Monday, February 26, 2018

14: The Abnormal Female (1969, George Rodgers)



Owned release: The 2006 DVD put out by Something Weird & Image Entertainment. This is the second of three featured films on the disc, sandwiched in between One Shocking Moment and Maidens of Fetish Street.

Acquired: July 1st, 2017 from Amazon.

Seen before?: No.

Yup, that's this site's first NSFW image. Showed up a bit quicker than I expected, I'll be honest.

This, though, is also a remarkable indication of the film to come - it can't even get through the opening credits without pushing out some naked flesh. Literally the first image in the film is that of an FFM threesome, and an unceasing parade of sexual imagery continues under the whole of the opening credits. All are images that will reappear later in the film - the image above, for instance, is extracted from the film's second segment, regarding a housewife who is compelled towards extramarital affairs - but sans context it still serves as a statement of purpose: You came for some sex, you're gonna get some fuckin' sex, mister.

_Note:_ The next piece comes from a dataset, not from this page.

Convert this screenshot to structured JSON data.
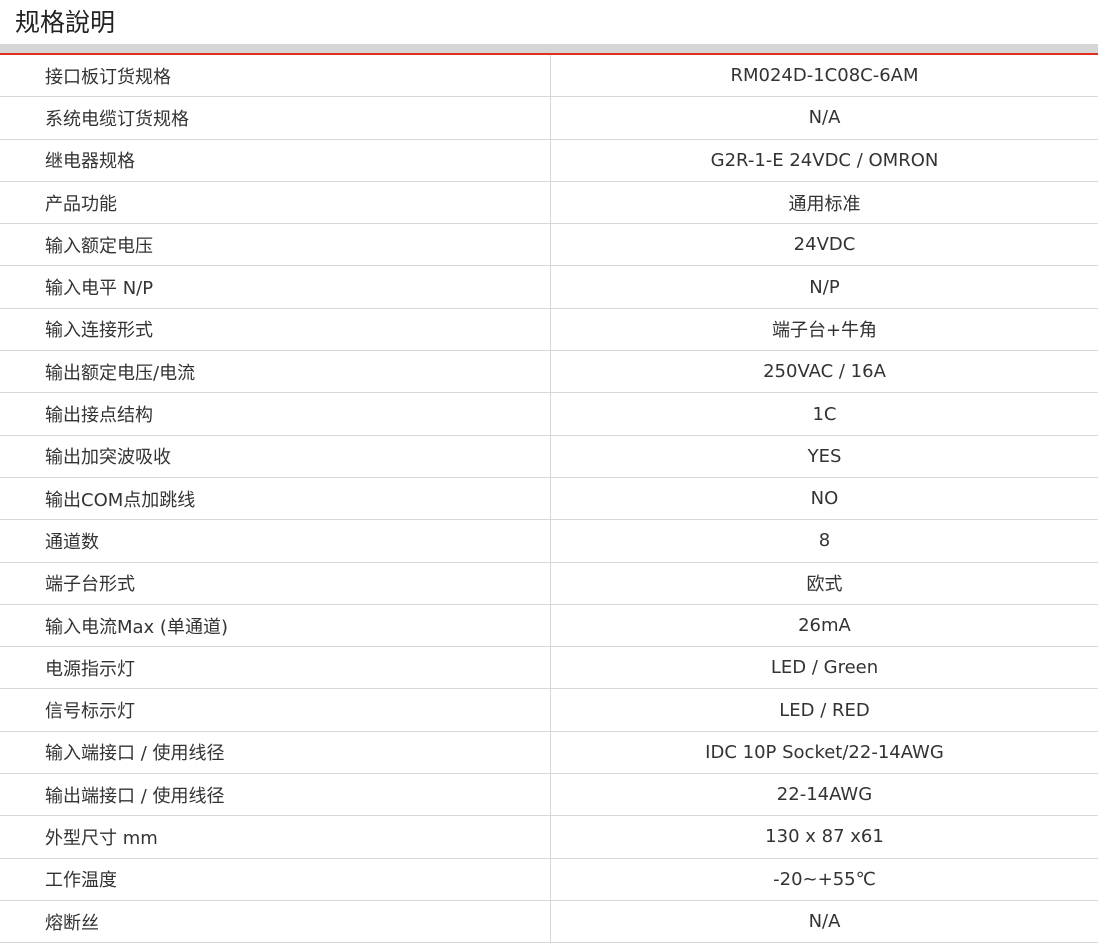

This being 1969, the mainstream breakthrough of hardcore porn is just around the corner, and The Abnormal Female plays like a film with a foot in both camps - the single-mindedness of a hardcore film joined to the cynical, judgmental morality endemic to a lot of sexploitation of this era (though, to be fair, that attitude was hardly limited to the grindhouse circuit). Mostly, this feels intensely frustrated at not having been made and released three years later, and that anger comes out in the treatment of the women in the film. It's framed as a series of case histories by a psychologist who specializes in this sort of thing, and as the title implies, it's very concerned with a "right" way to be a female in opposition to all we see here. These profiles concern, in order, a sadist, a serial adulteress, a nymphomaniac, a married couple of swingers and a lesbian; as their sordid histories are being depicted, the narrator in the guise of the psychologist breaks down their neuroses with no small amount of tongue-clucking. This is especially strong in the second segment, wherein the adulteress's outside activities are explicitly contrasted with her married sex life - the latter is "decent" (read: dull), the sort of thing where the husband likes to do it in one way and that's all that's being brought to the party, while the former is taboo enough that the woman demands to be demeaned by her lovers in the filthiest terms imaginable.

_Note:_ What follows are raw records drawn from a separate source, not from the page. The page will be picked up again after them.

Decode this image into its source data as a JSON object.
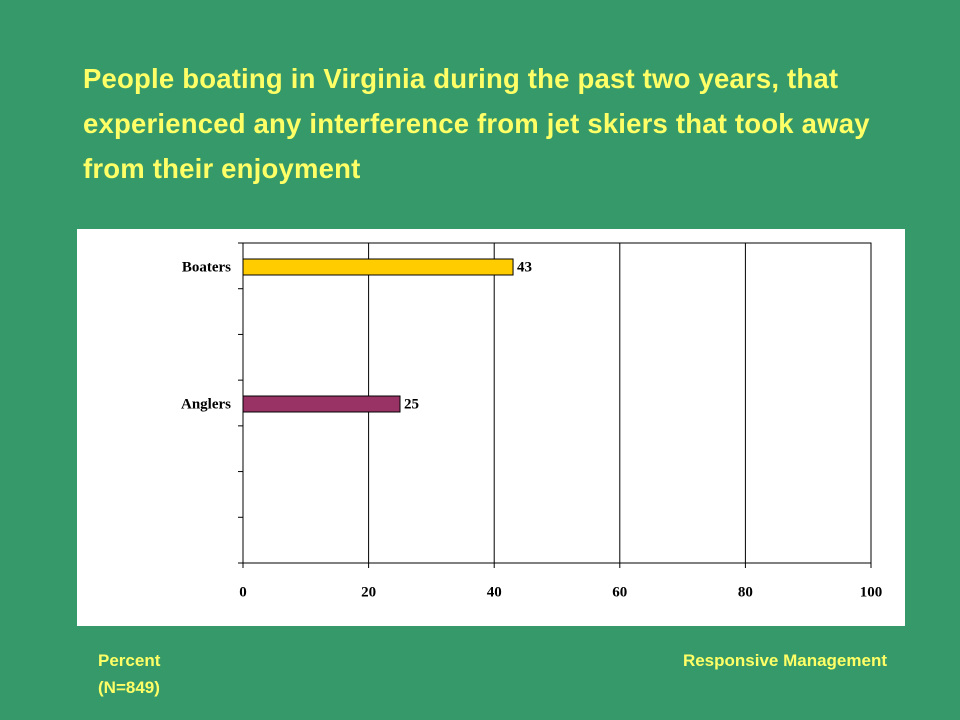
{
  "chart_data": {
    "type": "bar",
    "orientation": "horizontal",
    "title": "People boating in Virginia during the past two years, that experienced any interference from jet skiers that took away from their enjoyment",
    "categories": [
      "Boaters",
      "Anglers"
    ],
    "values": [
      43,
      25
    ],
    "colors": [
      "#ffcc00",
      "#993366"
    ],
    "xlim": [
      0,
      100
    ],
    "xticks": [
      0,
      20,
      40,
      60,
      80,
      100
    ],
    "grid": true
  },
  "footer": {
    "left": [
      "Percent",
      "(N=849)"
    ],
    "right": "Responsive Management"
  }
}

Yet, sex needs filth, right? Because of that, there's another part of me that wonders if this is a bit of a jape, an ironic laugh up the sleeve at the notion of sexual mores by aspiring pornographers. I sense a bit of hand-tipping at times: in the ludicrous outsized origins and appetites of the nymphomaniac, who spied on her parents both in the act and during solo work, the latter of which led to her own taste for self-pleasure, and once had fifteen guys in one afternoon and by the way, she's also fifteen years old; in the sadist finding a way to torture her slave with citrus fruit; in the married couple being horny enough to fuck every day and eventually get into threesomes but still wholesome enough to call it "intercourse." The Abnormal Female is the kind of grungy black-and-white chunk of sleaze that tut-tuts about the sleaze while making sure to slather it on you in great greasy dollops, and part of the amusement is the friction between word and deed, between the ostensible morality being espoused and the actual one being depicted. Are the filmmakers looking down their nose or thumbing it? Do the quotes on the title card belong around the whole thing or just the second word?

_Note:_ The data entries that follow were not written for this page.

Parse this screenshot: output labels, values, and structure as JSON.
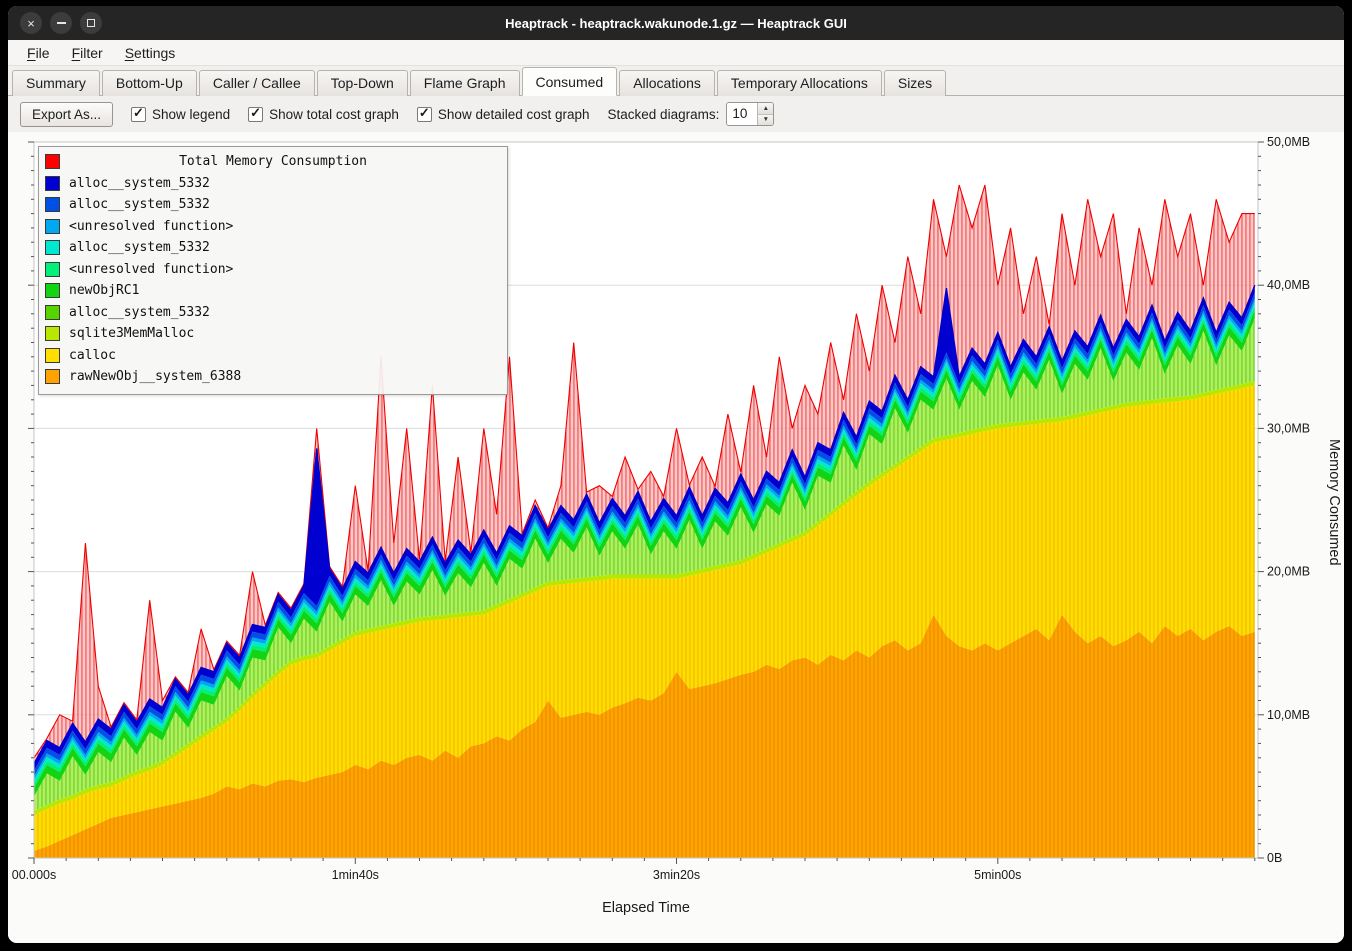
{
  "window": {
    "title": "Heaptrack - heaptrack.wakunode.1.gz — Heaptrack GUI"
  },
  "menu": {
    "items": [
      {
        "label": "File",
        "mnemonic": 0
      },
      {
        "label": "Filter",
        "mnemonic": 0
      },
      {
        "label": "Settings",
        "mnemonic": 0
      }
    ]
  },
  "tabs": {
    "active": 5,
    "items": [
      {
        "label": "Summary"
      },
      {
        "label": "Bottom-Up"
      },
      {
        "label": "Caller / Callee"
      },
      {
        "label": "Top-Down"
      },
      {
        "label": "Flame Graph"
      },
      {
        "label": "Consumed"
      },
      {
        "label": "Allocations"
      },
      {
        "label": "Temporary Allocations"
      },
      {
        "label": "Sizes"
      }
    ]
  },
  "toolbar": {
    "export_label": "Export As...",
    "checkboxes": [
      {
        "label": "Show legend",
        "checked": true
      },
      {
        "label": "Show total cost graph",
        "checked": true
      },
      {
        "label": "Show detailed cost graph",
        "checked": true
      }
    ],
    "stacked_label": "Stacked diagrams:",
    "stacked_value": "10"
  },
  "chart_data": {
    "type": "area",
    "title": "Total Memory Consumption",
    "xlabel": "Elapsed Time",
    "ylabel": "Memory Consumed",
    "xlim": [
      0,
      381
    ],
    "ylim": [
      0,
      50
    ],
    "x_step": 4,
    "x_count": 96,
    "x_minor": 10,
    "y_minor": 1,
    "x_ticks": [
      {
        "t": 0,
        "label": "00.000s"
      },
      {
        "t": 100,
        "label": "1min40s"
      },
      {
        "t": 200,
        "label": "3min20s"
      },
      {
        "t": 300,
        "label": "5min00s"
      }
    ],
    "y_ticks": [
      {
        "v": 0,
        "label": "0B"
      },
      {
        "v": 10,
        "label": "10,0MB"
      },
      {
        "v": 20,
        "label": "20,0MB"
      },
      {
        "v": 30,
        "label": "30,0MB"
      },
      {
        "v": 40,
        "label": "40,0MB"
      },
      {
        "v": 50,
        "label": "50,0MB"
      }
    ],
    "legend": [
      {
        "label": "Total Memory Consumption",
        "color": "#ff0000"
      },
      {
        "label": "alloc__system_5332",
        "color": "#0000d0"
      },
      {
        "label": "alloc__system_5332",
        "color": "#0050e8"
      },
      {
        "label": "<unresolved function>",
        "color": "#00a8f0"
      },
      {
        "label": "alloc__system_5332",
        "color": "#00e8d0"
      },
      {
        "label": "<unresolved function>",
        "color": "#00f07a"
      },
      {
        "label": "newObjRC1",
        "color": "#12d412"
      },
      {
        "label": "alloc__system_5332",
        "color": "#55d400"
      },
      {
        "label": "sqlite3MemMalloc",
        "color": "#b8e800"
      },
      {
        "label": "calloc",
        "color": "#ffdf00"
      },
      {
        "label": "rawNewObj__system_6388",
        "color": "#ffa300"
      }
    ],
    "patterns": {
      "po": {
        "base": "#ffa300",
        "line": "#e78c00"
      },
      "py": {
        "base": "#ffdf00",
        "line": "#f0b400"
      },
      "pg": {
        "base": "#b9ec57",
        "line": "#4cd338"
      },
      "pr": {
        "base": "#ffb4b4",
        "line": "#e01414"
      }
    },
    "grid_color": "#dcdcdc",
    "series": [
      {
        "name": "rawNewObj__system_6388",
        "color": "#ffa300",
        "pattern": "po",
        "values": [
          0.5,
          0.8,
          1.2,
          1.6,
          2.0,
          2.4,
          2.8,
          3.0,
          3.2,
          3.4,
          3.6,
          3.8,
          4.0,
          4.2,
          4.5,
          5.0,
          4.8,
          5.2,
          5.0,
          5.4,
          5.5,
          5.3,
          5.6,
          5.8,
          6.0,
          6.5,
          6.2,
          6.8,
          6.5,
          7.0,
          7.2,
          6.8,
          7.5,
          7.0,
          7.8,
          8.0,
          8.5,
          8.2,
          9.0,
          9.5,
          11.0,
          9.8,
          10.0,
          10.2,
          10.0,
          10.5,
          10.8,
          11.2,
          11.0,
          11.5,
          13.0,
          11.8,
          12.0,
          12.2,
          12.5,
          12.8,
          13.0,
          13.5,
          13.2,
          13.8,
          14.0,
          13.5,
          14.2,
          13.8,
          14.5,
          14.0,
          14.8,
          15.2,
          14.5,
          15.0,
          17.0,
          15.5,
          14.8,
          14.5,
          15.0,
          14.5,
          15.0,
          15.5,
          16.0,
          15.2,
          17.0,
          15.8,
          15.0,
          15.5,
          14.8,
          15.2,
          15.8,
          15.0,
          16.2,
          15.5,
          16.0,
          15.2,
          15.8,
          16.2,
          15.5,
          15.8
        ]
      },
      {
        "name": "calloc",
        "color": "#ffdf00",
        "pattern": "py",
        "values": [
          2.5,
          2.6,
          2.6,
          2.5,
          2.5,
          2.4,
          2.2,
          2.4,
          2.6,
          2.7,
          2.9,
          3.3,
          3.7,
          4.1,
          4.4,
          4.5,
          5.5,
          6.0,
          7.0,
          7.4,
          8.0,
          8.5,
          8.4,
          8.7,
          9.0,
          9.0,
          9.5,
          9.1,
          9.6,
          9.3,
          9.3,
          9.8,
          9.2,
          9.8,
          9.1,
          9.0,
          8.9,
          9.6,
          9.2,
          9.1,
          8.0,
          9.3,
          9.2,
          9.1,
          9.4,
          9.0,
          8.7,
          8.3,
          8.5,
          8.0,
          6.5,
          7.9,
          7.9,
          7.9,
          7.8,
          7.7,
          7.9,
          7.8,
          8.5,
          8.3,
          8.5,
          9.7,
          9.7,
          10.8,
          10.8,
          12.0,
          11.8,
          12.0,
          13.3,
          13.4,
          12.0,
          13.7,
          14.6,
          15.1,
          14.8,
          15.5,
          15.1,
          14.7,
          14.3,
          15.2,
          13.5,
          14.9,
          15.9,
          15.6,
          16.5,
          16.3,
          15.8,
          16.7,
          15.6,
          16.4,
          16.0,
          17.0,
          16.6,
          16.4,
          17.3,
          17.2
        ]
      },
      {
        "name": "sqlite3MemMalloc",
        "color": "#b8e800",
        "const": 0.3
      },
      {
        "name": "alloc__system_5332",
        "color": "#55d400",
        "pattern": "pg",
        "values": [
          1.0,
          2.2,
          1.3,
          2.7,
          1.0,
          2.3,
          1.4,
          2.7,
          1.1,
          2.4,
          1.4,
          2.8,
          1.1,
          2.4,
          1.5,
          2.9,
          1.1,
          2.5,
          1.5,
          3.0,
          1.2,
          2.6,
          1.5,
          3.1,
          1.2,
          2.6,
          1.6,
          3.2,
          1.2,
          2.7,
          1.6,
          3.2,
          1.3,
          2.8,
          1.7,
          3.3,
          1.3,
          2.8,
          1.7,
          3.4,
          1.3,
          2.9,
          1.8,
          3.5,
          1.4,
          3.0,
          1.8,
          3.5,
          1.4,
          3.0,
          1.8,
          3.6,
          1.4,
          3.1,
          1.9,
          3.7,
          1.5,
          3.1,
          1.9,
          3.8,
          1.5,
          3.2,
          2.0,
          3.9,
          1.5,
          3.3,
          2.0,
          3.9,
          1.6,
          3.3,
          2.0,
          4.0,
          1.6,
          3.4,
          2.1,
          4.1,
          1.6,
          3.4,
          2.1,
          4.1,
          1.6,
          3.5,
          2.2,
          4.2,
          1.7,
          3.5,
          2.2,
          4.3,
          1.7,
          3.6,
          2.2,
          4.3,
          1.7,
          3.6,
          2.3,
          4.4
        ]
      },
      {
        "name": "newObjRC1",
        "color": "#12d412",
        "const": 0.6
      },
      {
        "name": "<unresolved function>",
        "color": "#00f07a",
        "const": 0.3
      },
      {
        "name": "alloc__system_5332",
        "color": "#00e8d0",
        "const": 0.25
      },
      {
        "name": "<unresolved function>",
        "color": "#00a8f0",
        "const": 0.25
      },
      {
        "name": "alloc__system_5332",
        "color": "#0050e8",
        "const": 0.4
      },
      {
        "name": "alloc__system_5332",
        "color": "#0000d0",
        "const": 0.5,
        "overrides": {
          "22": 11.0,
          "71": 4.5
        }
      }
    ],
    "total": {
      "name": "Total Memory Consumption",
      "color": "#ee0000",
      "values": [
        7,
        8,
        10,
        8,
        22,
        12,
        9,
        10,
        9,
        18,
        11,
        12,
        10,
        16,
        12,
        14,
        11,
        20,
        13,
        15,
        13,
        18,
        30,
        20,
        16,
        26,
        18,
        35,
        22,
        30,
        20,
        33,
        19,
        28,
        20,
        30,
        24,
        35,
        22,
        25,
        21,
        26,
        36,
        24,
        26,
        22,
        28,
        24,
        27,
        23,
        30,
        25,
        28,
        24,
        31,
        26,
        33,
        28,
        35,
        30,
        33,
        31,
        36,
        32,
        38,
        34,
        40,
        36,
        42,
        38,
        46,
        42,
        47,
        44,
        47,
        40,
        44,
        38,
        42,
        36,
        45,
        40,
        46,
        42,
        45,
        38,
        44,
        40,
        46,
        42,
        45,
        40,
        46,
        43,
        45,
        45
      ]
    }
  }
}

The bigger question, though, is: Does that really matter? Because, if I am to judge every film by its intent, then I must loop back to the beginning of the review and get back to the main intent of this film. Which is fuckin'. Lots of fuckin'. And, in that regard... this is actually pretty enjoyable. It's fairly well-shot for a film of this era, with lots of rich shadowy blacks adding just the right dose of moody grime to the copious rumpy-pumpy, and director George Rodgers has enough skin in the game (excuse the pun) to suss out the occasional startling composition, e.g. the low-angle closeup on Vicky the sadist as she whips her slave, turning her growling visage into a mass of flying hair and swirling leather. The women are more attractive than average, with the actress playing Janet the young married being legitimately supercute, and the guys are... well, the guys are mustachioed skeeves, mostly, but Vicky's slave and Janet's husband Fred aren't so bad, and two non-skeevy guys in a film of this type and time is two more than most. It has its problems - alarmingly, nobody in this movie seems to have ever kissed another human being before, and they stop just short of straight-up licking each other's mouths - but as far as this ignominious genre goes, I've seen a lot worse. The sex is decent, the women are decent, and it's not weighed down with extraneous nonsense. It does its thing in an hour's time and gets the hell out. Wham, bam, thank you ma'am.